Journalism entered a new phase last week. The ongoing saga of the Boston Marathon bombing provided mainstream news networks and social media outlets alike with an unfamiliar, first of its kind challenge: minute-by-minute reporting.

Even before any actual reports were verified, thousands of Twitter accounts continually chirped out 140 character sound bites on the suspects’ whereabouts while Facebook sidebars globally stacked links to articles assessing the alleged bombers’ current condition. A few hours after security forces exchanged gunfire with the criminals, the Boston Globe published a full-length, two page profile of the brothers Tsarnaev, complete with childhood stories, favorite pastimes and, of course, suggested motives. By noon that day, CNN, Fox News and the Huffington Post joined in with their own elaborate analyses.

I found myself incessantly combing the web for any new scrap of information that might shed light on the attackers’ identities or their intentions. Like many, I scrambled between internet sites and news feeds, sifting through the latest updates on police estimations, victims’ medical status and interviews with the terrorists’ family members.

The extraordinary amount of excessive, often useless, and sometimes downright false information I came across throughout the coverage of the event was remarkable. Slate Magazine’s Farhad Manjoo keenly observed that readers who received only a daily digest were likely better informed on the weekend’s developments than news addicts who were glued to their screens. Given the nature of this specific story, the public’s constant thirst for information, no matter how inconsequential, may have actually cause damaged while attempting to deal with terrorism.

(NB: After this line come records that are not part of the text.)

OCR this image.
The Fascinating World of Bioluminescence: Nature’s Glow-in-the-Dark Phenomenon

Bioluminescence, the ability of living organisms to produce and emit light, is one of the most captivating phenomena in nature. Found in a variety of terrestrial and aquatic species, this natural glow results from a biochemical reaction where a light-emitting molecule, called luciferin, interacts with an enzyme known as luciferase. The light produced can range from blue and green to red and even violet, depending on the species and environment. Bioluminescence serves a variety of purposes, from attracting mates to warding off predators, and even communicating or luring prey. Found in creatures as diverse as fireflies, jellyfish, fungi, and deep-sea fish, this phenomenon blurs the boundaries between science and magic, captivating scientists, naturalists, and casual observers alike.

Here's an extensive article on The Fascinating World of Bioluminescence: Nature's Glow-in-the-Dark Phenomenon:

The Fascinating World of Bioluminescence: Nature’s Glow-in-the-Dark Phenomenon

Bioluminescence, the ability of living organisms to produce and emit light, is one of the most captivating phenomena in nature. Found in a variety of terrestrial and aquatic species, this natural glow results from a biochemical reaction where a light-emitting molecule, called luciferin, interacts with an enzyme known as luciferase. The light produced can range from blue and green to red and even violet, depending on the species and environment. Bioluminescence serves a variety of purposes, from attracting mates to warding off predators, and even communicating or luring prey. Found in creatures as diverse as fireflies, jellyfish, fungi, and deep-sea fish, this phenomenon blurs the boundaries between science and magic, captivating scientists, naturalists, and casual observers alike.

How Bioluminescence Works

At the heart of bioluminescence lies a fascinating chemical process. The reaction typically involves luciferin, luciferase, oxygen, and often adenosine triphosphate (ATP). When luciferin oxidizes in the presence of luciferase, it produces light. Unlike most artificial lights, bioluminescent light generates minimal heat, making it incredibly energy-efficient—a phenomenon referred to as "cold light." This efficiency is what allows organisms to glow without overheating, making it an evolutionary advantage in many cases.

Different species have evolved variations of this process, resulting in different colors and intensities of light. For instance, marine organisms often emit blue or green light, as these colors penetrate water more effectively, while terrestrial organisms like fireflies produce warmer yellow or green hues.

Terrorism feeds off publicity.

It is a mistake to assume that terrorists solely seek to bleed or butcher their opponents’ civilian masses. Suicide and pipe bombings, shootings and rocket attacks generally claim less casualties than a full on war. The number of American soldiers killed in Iraq and Afghanistan, for example, eclipses the number of lives lost in the World Trade Center attacks. But evaluating terrorism’s affectivity based on the number of casualties it has claimed would entirely miss the point.

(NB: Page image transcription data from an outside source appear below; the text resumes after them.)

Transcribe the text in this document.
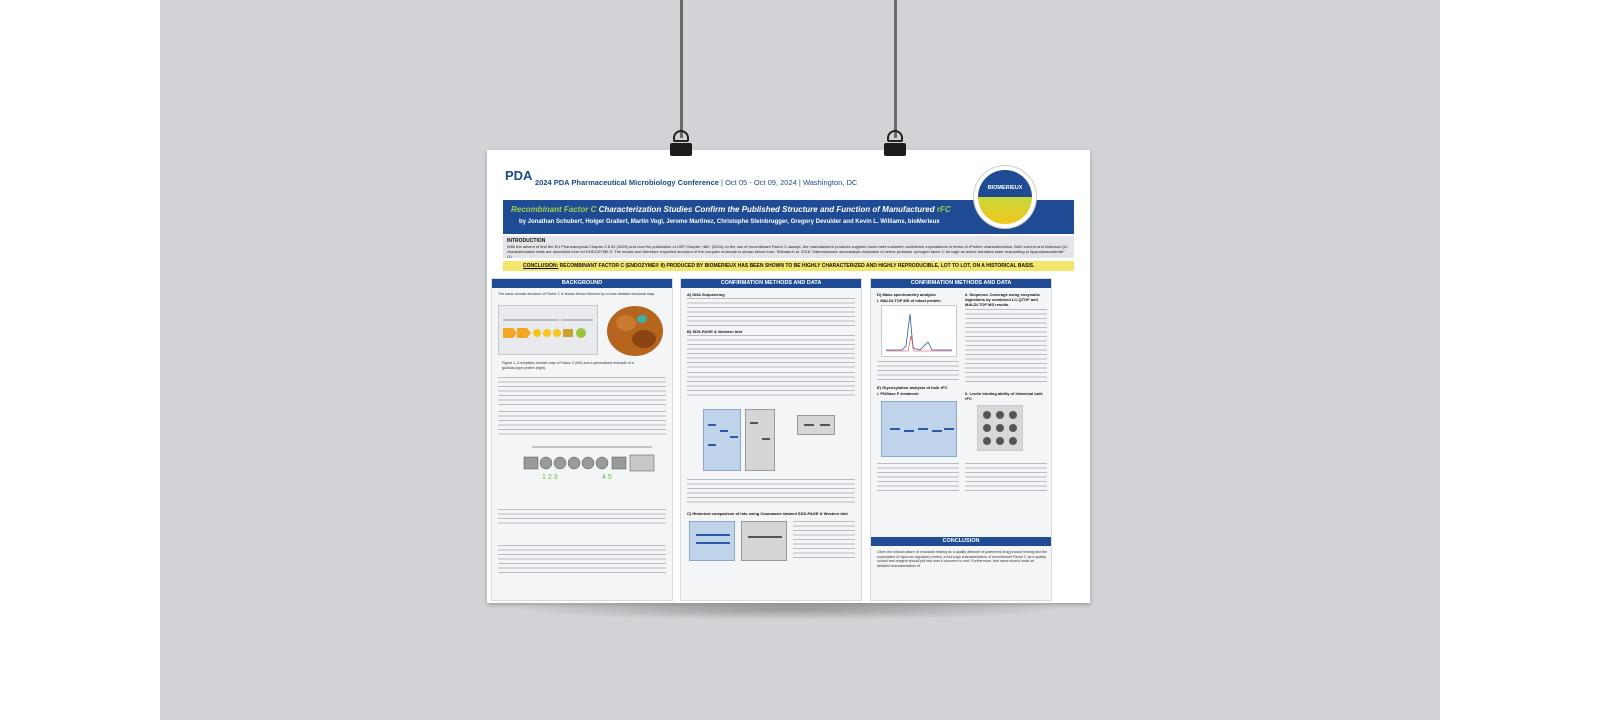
PDA 2024 PDA Pharmaceutical Microbiology Conference | Oct 05 - Oct 09, 2024 | Washington, DC
Recombinant Factor C Characterization Studies Confirm the Published Structure and Function of Manufactured rFC
by Jonathan Schubert, Holger Grallert, Martin Vogl, Jerome Martinez, Christophe Steinbrugger, Gregory Devulder and Kevin L. Williams, bioMerieux
BIOMÉRIEUX
INTRODUCTION
With the advent of first the EU Pharmacopeial Chapter 2.6.32 (2020) and now the publication of USP Chapter <86> (2024) on the use of recombinant Factor C assays, the manufactured products supplied must meet customer confidence expectations in terms of rProtein characterization. Both current and historical QC characterization tests are described here for ENDOZYME II. The known and therefore expected structure of the complex molecule is shown below from: Shibata et al. 2018 "Intermolecular autocatalytic activation of serine protease zymogen factor C through an active transition state responding to lipopolysaccharide" (1).
CONCLUSION: RECOMBINANT FACTOR C (ENDOZYME® II) PRODUCED BY BIOMERIEUX HAS BEEN SHOWN TO BE HIGHLY CHARACTERIZED AND HIGHLY REPRODUCIBLE, LOT TO LOT, ON A HISTORICAL BASIS.
BACKGROUND
The basic domain structure of Factor C is shown below followed by a more detailed structural map.
Figure 1. A simplistic domain map of Factor C (left) and a generalized example of a globular-type protein (right).
1 2 3	4 5
CONFIRMATION METHODS AND DATA
A) DNA Sequencing
B) SDS-PAGE & Western blot
C) Historical comparison of lots using Coomassie stained SDS-PAGE & Western blot
CONFIRMATION METHODS AND DATA
D) Mass spectrometry analysis
i. MALDI-TOF MS of intact protein
ii. Sequence Coverage using enzymatic digestions by combined LC-QTOF and MALDI-TOF MS results.
E) Glycosylation analysis of bulk rFC
i. PNGase F treatment	ii. Lectin binding ability of historical bulk rFC
CONCLUSION
Given the critical nature of endotoxin testing as a quality attribute of parenteral drug product testing and the expectation of rigorous regulatory review, a thorough characterization of recombinant Factor C as a quality control test reagent should put test user's concerns to rest. Furthermore, test users should insist on detailed characterization of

Terrorism works because it strikes fear and uncertainty in the public’s heart. It is no coincidence that the bombings took place exactly where they did. Charles Krauthammer points out that, “at the finish line there would be not only news cameras but also hundreds of personal videos to amplify the message.”

An amplified message is all that is needed to induce fear. And this is what helps terrorists achieve their true goals.

So, what to do? Obviously, imposing a general gag order in this day and age is both unwise and impossible.

Israel’s censorship of the so-called Prisoner X affair last February is a case in point. The beating around the bush and obvious avoidance of the subject by Israeli news sites, even as foreign and social media outlets had already exposed the story in all its juicy details, made the Israeli government look weak and frantic, even repressive.

Furthermore, even if all major news corporations in America were to jointly agree to withhold reports of a terrorist attack, one tweet by one bystander is all it would take, and the story would immediately go viral.

As a journalist, I firmly believe that the public has a right to know, even if some knowledge may be hard to swallow. But I sometimes wonder about the constant connectivity —a product of the age in which we live. It seems like we must always satisfy our obsessive need to know. While this neediness has problematic psychological implications, it usually does not pose any immediate threat.

Providing information is one thing; ceaseless repetition, amplification, and speculation, has less to do with reporting facts than with competition for a larger share of audience. When belaboring an issue plays right into the hands of those who seek to do us wrong, further caution is necessary. We must work together as a society to think about alternative ways in which we can fulfill the thirst we have all developed for instant information. Not only will this help us avoid obsessing over minute changes in news updates, it will ultimately prevent us from egging on terrorism, and other threats to society.